Pause reps are simple: you stop at the bottom of a lift for a few seconds, with no bounce, then drive back up. That one change forces your muscles to produce force from a dead stop, which is exactly what makes them so good for building strength. It all comes back to the stretch-shortening cycle.

Key takeaways
- Pause reps mean stopping at the bottom of a lift for a few seconds, with no bounce, then driving back up.
- The bounce out of the bottom comes from the stretch-shortening cycle (SSC): your tendons store elastic energy and recoil it into the lift to make it easier.
- That bounce is fine, even helpful, for hypertrophy (65 to 80% of your 1RM, 6 to 12 reps). For heavy strength work (85 to 90%, 3 to 5 reps), it can work against you and gets risky near your max.
- Pausing dissipates the stored energy, so you overcome the weight from a dead stop: a full 0% to 100% rep instead of 50% to 100%, with more control and less joint stress.
- Add pause reps to an exercise or two. Pause squats and pause bench press are the classics, and a little goes a long way.
Pause reps are exactly what they sound like. You lower the weight, come to a full stop at the bottom, hold for a beat or two, then drive back up. No bounce. No rebound. Just you, the bar, and a dead stop.
That missing bounce is the whole point. When you can't rely on the spring out of the bottom of a rep, your muscles have to produce all the force themselves. That's what makes pause reps so useful for building strength, and it all comes back to one thing: the stretch-shortening cycle.
What is the stretch-shortening cycle?
When a muscle is stretched quickly, the tendon and the muscle store elastic energy, like a rubber band pulling tight. That energy recoils into the concentric (lifting) part of the movement and makes the lift easier.
It's the bounce you feel at the bottom of a squat, or the rebound off your chest on a bench press.
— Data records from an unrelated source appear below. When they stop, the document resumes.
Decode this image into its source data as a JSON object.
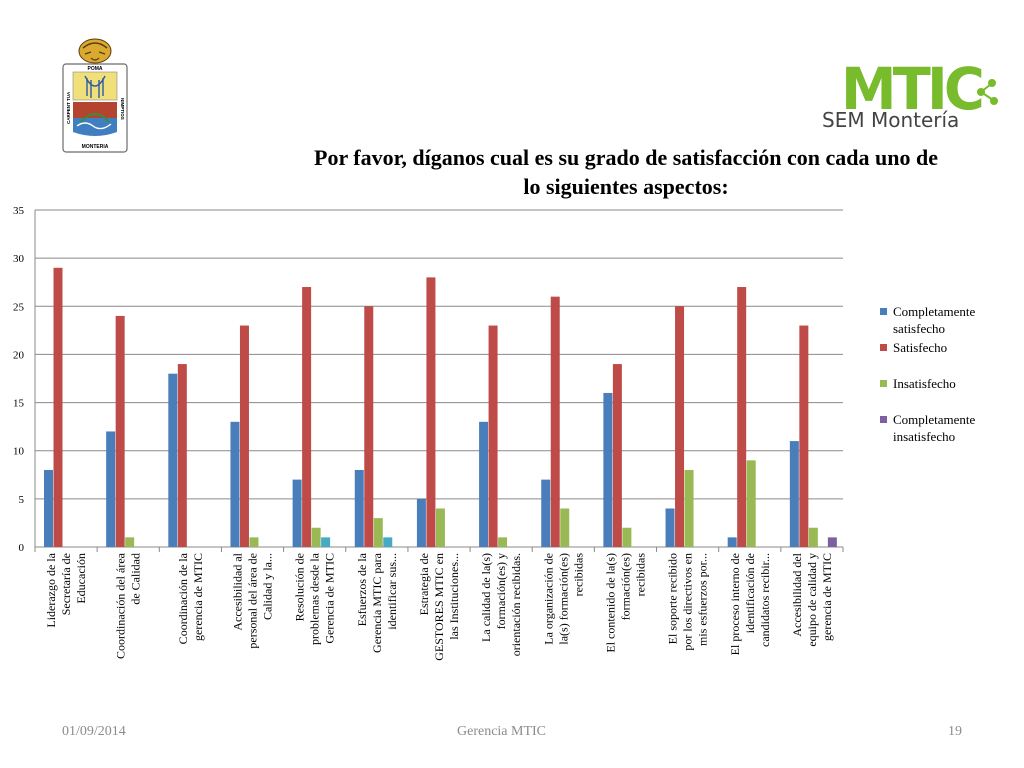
{
  "title_lines": [
    "Por favor, díganos cual es su grado de satisfacción con cada uno de",
    "lo siguientes aspectos:"
  ],
  "footer": {
    "date": "01/09/2014",
    "center": "Gerencia MTIC",
    "page": "19"
  },
  "logos": {
    "left_top": "POMA",
    "left_side_l": "CARPENT TUA",
    "left_side_r": "NIMPTIOS",
    "left_bottom": "MONTERIA",
    "right_brand": "MTIC",
    "right_sub": "SEM Montería"
  },
  "colors": {
    "s0": "#4a7ebb",
    "s1": "#be4b48",
    "s2": "#98b954",
    "s3": "#7d60a0",
    "s4": "#46aac5"
  },
  "chart_data": {
    "type": "bar",
    "ylim": [
      0,
      35
    ],
    "yticks": [
      0,
      5,
      10,
      15,
      20,
      25,
      30,
      35
    ],
    "grid": true,
    "legend_position": "right",
    "categories": [
      [
        "Liderazgo de la",
        "Secretaría de",
        "Educación"
      ],
      [
        "Coordinación del área",
        "de Calidad"
      ],
      [
        "Coordinación de la",
        "gerencia de MTIC"
      ],
      [
        "Accesibilidad al",
        "personal del área de",
        "Calidad y la..."
      ],
      [
        "Resolución de",
        "problemas desde la",
        "Gerencia de MTIC"
      ],
      [
        "Esfuerzos de la",
        "Gerencia MTIC para",
        "identificar sus..."
      ],
      [
        "Estrategia de",
        "GESTORES MTIC en",
        "las Instituciones..."
      ],
      [
        "La calidad de la(s)",
        "formación(es) y",
        "orientación recibidas."
      ],
      [
        "La organización de",
        "la(s) formación(es)",
        "recibidas"
      ],
      [
        "El contenido de la(s)",
        "formación(es)",
        "recibidas"
      ],
      [
        "El soporte recibido",
        "por los directivos en",
        "mis esfuerzos por..."
      ],
      [
        "El proceso interno de",
        "identificación de",
        "candidatos recibir..."
      ],
      [
        "Accesibilidad del",
        "equipo de calidad y",
        "gerencia de MTIC"
      ]
    ],
    "series": [
      {
        "name": "Completamente satisfecho",
        "legend_lines": [
          "Completamente",
          "satisfecho"
        ],
        "values": [
          8,
          12,
          18,
          13,
          7,
          8,
          5,
          13,
          7,
          16,
          4,
          1,
          11
        ]
      },
      {
        "name": "Satisfecho",
        "legend_lines": [
          "Satisfecho"
        ],
        "values": [
          29,
          24,
          19,
          23,
          27,
          25,
          28,
          23,
          26,
          19,
          25,
          27,
          23
        ]
      },
      {
        "name": "Insatisfecho",
        "legend_lines": [
          "Insatisfecho"
        ],
        "values": [
          0,
          1,
          0,
          1,
          2,
          3,
          4,
          1,
          4,
          2,
          8,
          9,
          2
        ]
      },
      {
        "name": "Completamente insatisfecho",
        "legend_lines": [
          "Completamente",
          "insatisfecho"
        ],
        "values": [
          0,
          0,
          0,
          0,
          0,
          0,
          0,
          0,
          0,
          0,
          0,
          0,
          1
        ]
      },
      {
        "values": [
          0,
          0,
          0,
          0,
          1,
          1,
          0,
          0,
          0,
          0,
          0,
          0,
          0
        ]
      }
    ]
  }
}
The stretch-shortening cycle (SSC) is your body recycling that stored energy to help move the weight.
Stretch-shortening cycle: size over strength?
Most of the time, using the SSC is perfectly fine. It can even be better for hypertrophy (building size) when you're working at 65 to 80% of your one-rep max for 6 to 12 reps.
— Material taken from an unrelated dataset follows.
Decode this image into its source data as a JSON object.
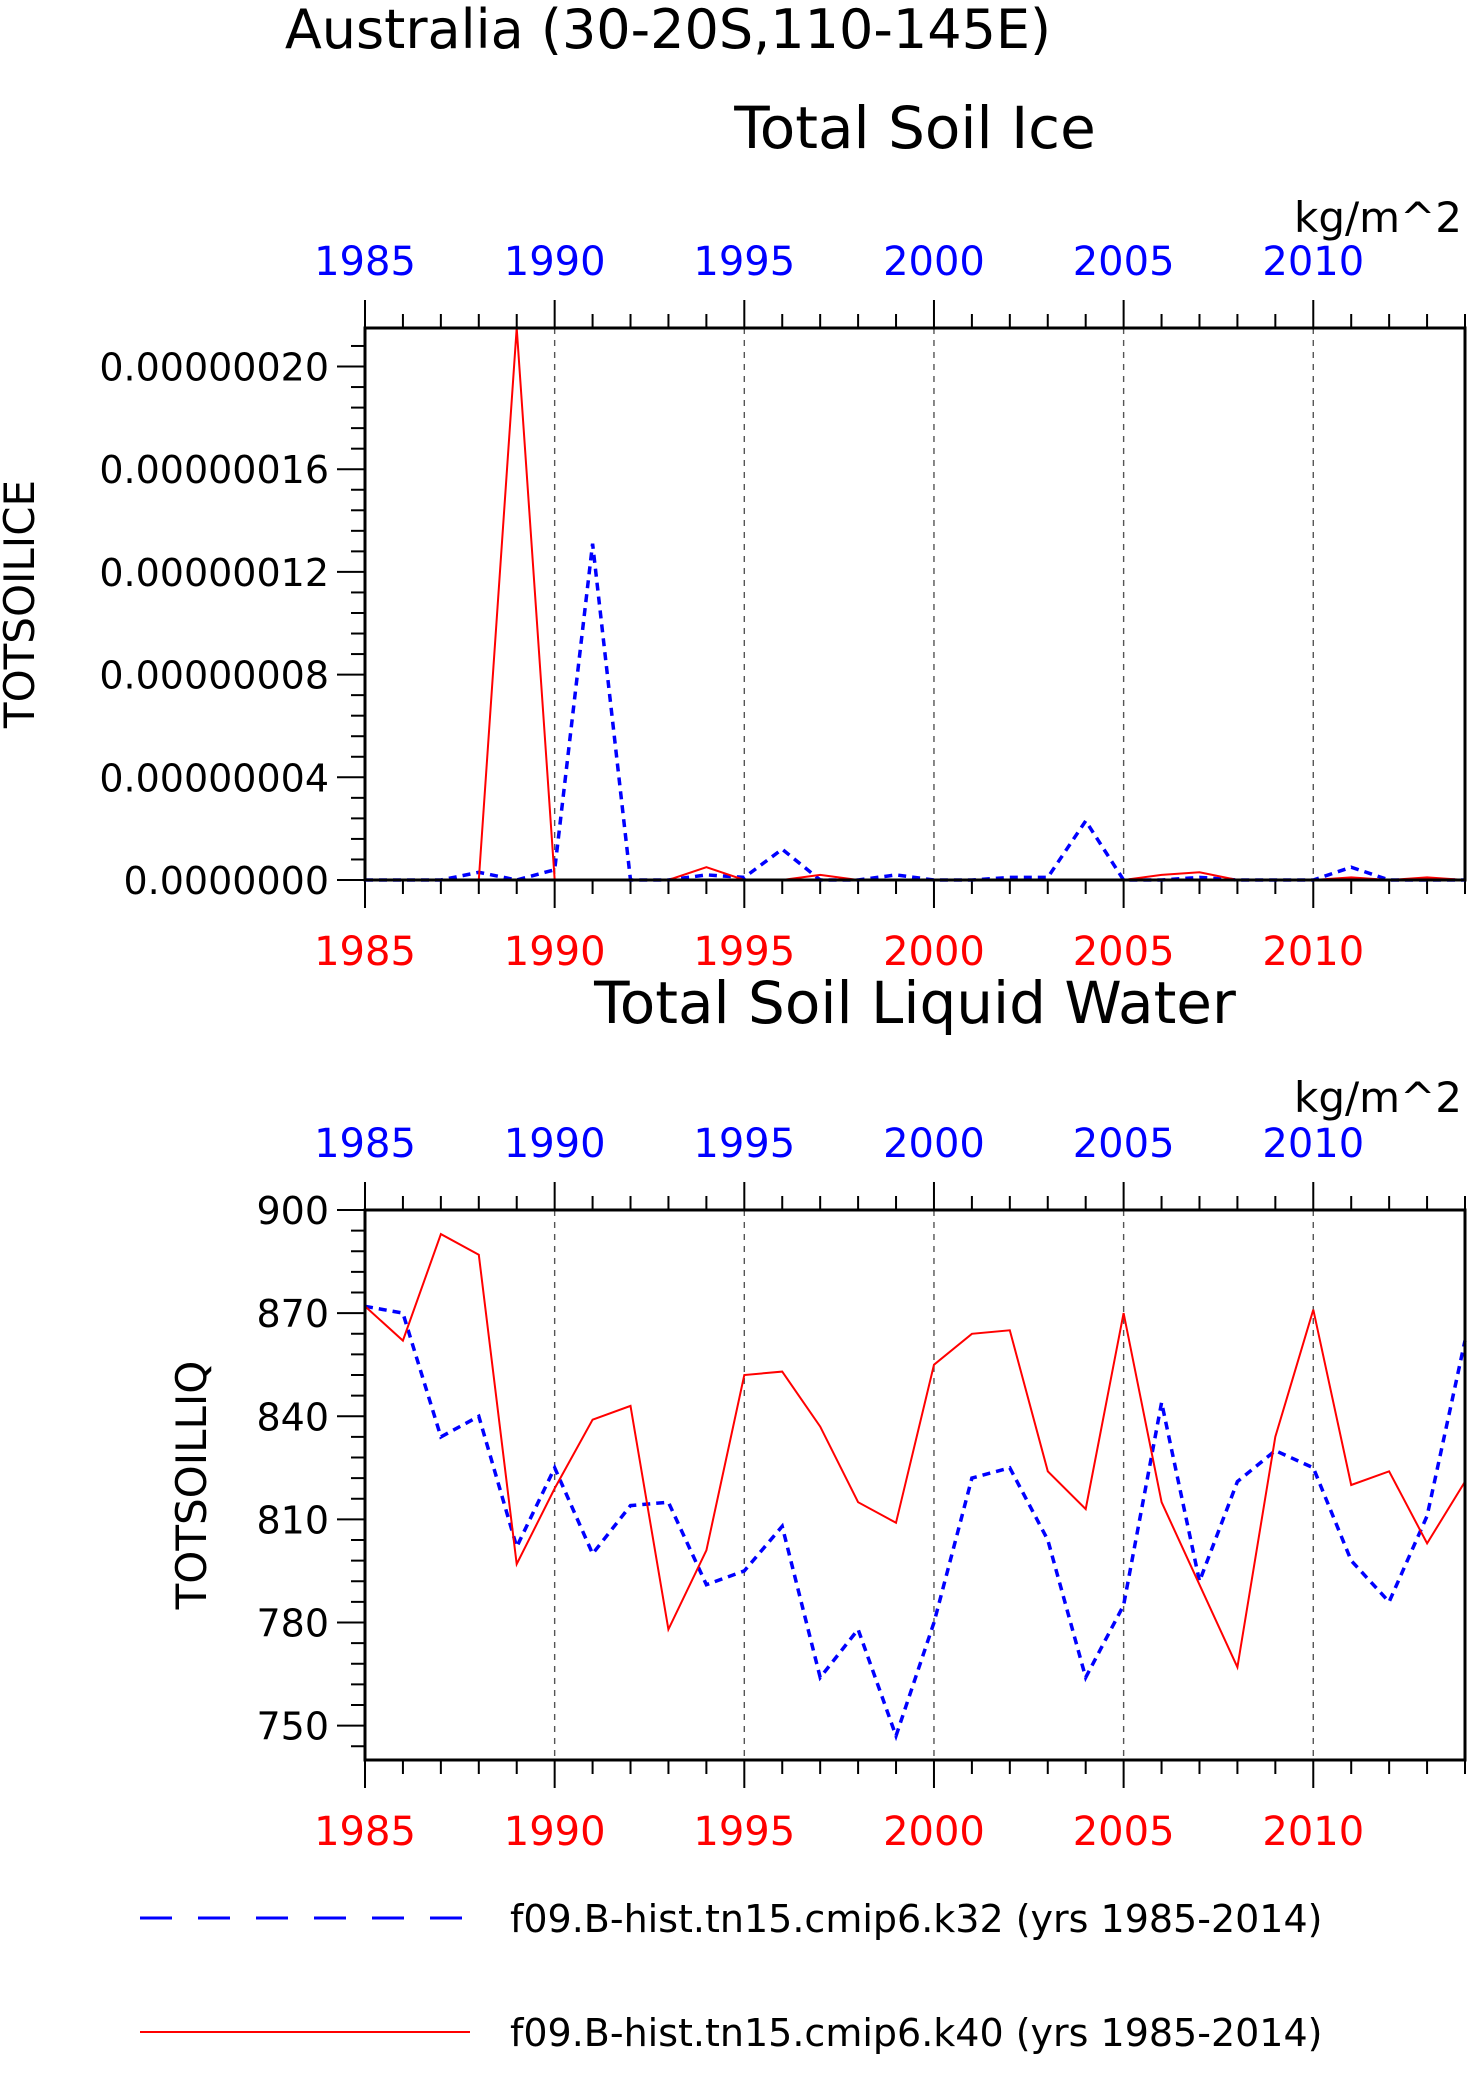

But for strength, it can work against you. Strength work is usually your main lifts at 85 to 90% of your 1RM for 3 to 5 reps. When you're pushing that close to your max, fast reps that bounce out of the bottom get dangerous, and they let the stored energy do work your muscles should be doing.
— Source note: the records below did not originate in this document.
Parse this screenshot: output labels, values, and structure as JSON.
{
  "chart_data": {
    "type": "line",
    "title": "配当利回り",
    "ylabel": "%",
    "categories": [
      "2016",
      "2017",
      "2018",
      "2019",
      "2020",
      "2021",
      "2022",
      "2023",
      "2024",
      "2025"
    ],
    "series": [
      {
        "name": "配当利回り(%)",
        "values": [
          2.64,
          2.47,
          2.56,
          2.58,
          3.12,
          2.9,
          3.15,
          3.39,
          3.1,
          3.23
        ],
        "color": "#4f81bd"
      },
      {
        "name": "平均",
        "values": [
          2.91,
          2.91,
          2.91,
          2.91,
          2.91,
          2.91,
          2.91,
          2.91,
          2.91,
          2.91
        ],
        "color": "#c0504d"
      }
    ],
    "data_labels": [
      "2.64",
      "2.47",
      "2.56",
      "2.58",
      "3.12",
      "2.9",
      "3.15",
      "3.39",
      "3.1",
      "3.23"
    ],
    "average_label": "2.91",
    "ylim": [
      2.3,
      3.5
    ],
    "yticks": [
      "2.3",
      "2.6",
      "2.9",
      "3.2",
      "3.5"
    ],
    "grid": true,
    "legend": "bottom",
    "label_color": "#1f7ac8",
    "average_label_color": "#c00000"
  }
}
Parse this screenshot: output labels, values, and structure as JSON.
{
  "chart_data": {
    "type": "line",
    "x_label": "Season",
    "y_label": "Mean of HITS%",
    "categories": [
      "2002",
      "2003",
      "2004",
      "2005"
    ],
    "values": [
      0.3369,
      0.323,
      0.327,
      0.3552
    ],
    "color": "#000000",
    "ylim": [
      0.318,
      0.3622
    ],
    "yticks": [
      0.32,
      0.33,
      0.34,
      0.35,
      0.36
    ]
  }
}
The benefits of pause reps
Stopping at the bottom for a few seconds dissipates the stored elastic energy. There's no spring left to help you, so you have to voluntarily overcome the weight and contract the muscle from a standstill. It's a full 0% to 100% rep, instead of something like 50% to 100%.
The pause also forces you to control the weight more, which can lower the chance of a joint injury. That's why pause squats and pause bench press are staples in strength programs.
How to add pause reps to your training
Adding pause reps is one of the simplest ways to train for strength, but they come at a cost. They take extra energy and can make a normal workout much more intense.
We'd add them to just an exercise or two toward the end of your session, so you can burn through whatever energy you have left before calling it a day. A second or two at the bottom is enough. Stay tight, don't rush the stop, and keep the weight honest, since you won't have the bounce to bail you out.
Try it on your next squat or bench day and feel the difference between a paused rep and a normal one. If you want a program that already works this in, our free AI workout generator builds one in 30 seconds, and the Kovo app handles it as part of every session.
Frequently asked questions
What are pause reps?
Pause reps are reps where you stop at the bottom of a lift and hold for a few seconds before driving back up. The pause removes the bounce out of the bottom and forces your muscles to produce force from a dead stop, which is what makes them a strength-building tool.
Do pause reps build strength or muscle?
Mostly strength. Pausing removes the stretch-shortening cycle, the elastic bounce out of the bottom of a rep, so your muscles have to overcome the weight from a standstill. The bounce itself is more useful for hypertrophy work at 65 to 80% of your 1RM for 6 to 12 reps, where moving more volume matters.
How long should you pause on a pause rep?
A few seconds. Most lifters pause for about two to three seconds, long enough to come to a full stop and let the stored elastic energy dissipate, so you start the lift from a dead stop instead of a bounce. There is no benefit to holding so long that you lose tension.
What is the stretch-shortening cycle?
The stretch-shortening cycle (SSC) is your body storing and reusing elastic energy. When a muscle is stretched quickly, the tendon and muscle store energy that recoils into the lifting part of the movement and makes it easier. It is the bounce you feel at the bottom of a squat or off your chest on a bench press.
Which exercises are best for pause reps?
The big compound lifts. Pause squats and pause bench press are the staples because that is where the bounce out of the bottom does the most to hide weak points. Paused deadlifts and paused overhead presses work too. Add the pause to your main lift, not your accessories.